La pièce intitulée Guetlouh («Ils l’ont tué») risque donc de valoir un châtiment sévère à ses acteurs. Une nouvelle affaire de menace à la liberté d’expression, qui s’ajoute à celles du rappeur Weld El 15, de la Femen Amina Sbouï ou encore des trois militantes féministes européennes. Si l’issue a été plutôt heureuse pour les Femen européennes et le rappeur, Amina reste pour l’instant en détention et risque une lourde condamnation.
Tunisie Focus rappelle en outre que «les artistes et journalistes tunisiens sont aussi régulièrement la cible d’attaques de la mouvance islamiste». Le site évoque une affaire qui a défrayé la chronique, en septembre 2012: une jeune femme violée par trois policiers a été accusée d’atteinte à la pudeur, une pression exercée pour qu’elle retire sa plainte à l’encontre des forces de l’ordre.
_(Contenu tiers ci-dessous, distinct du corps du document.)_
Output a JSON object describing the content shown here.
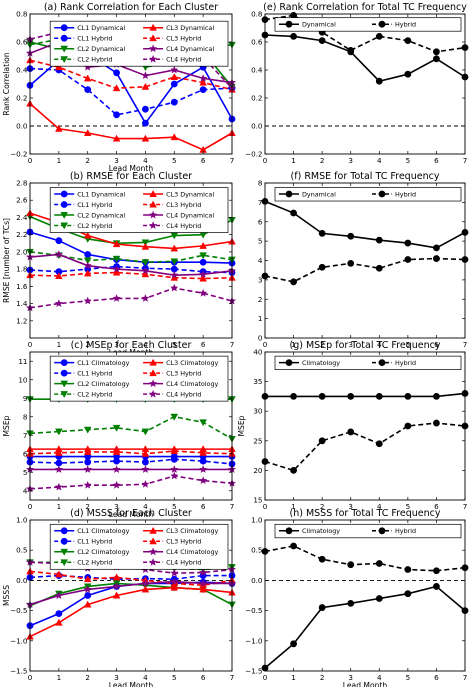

L’affaire est encore en cours de jugement.
La victime devient l’accusée pour que sa propre plainte ait moins de poids: il s’agit d’une manipulation orchestrée par la justice islamiste, dénonce Tunisie Focus. D’après le site, ces affaires scandaleuses sont le signe d’une «islamisation rampante de la société» par le système judiciaire.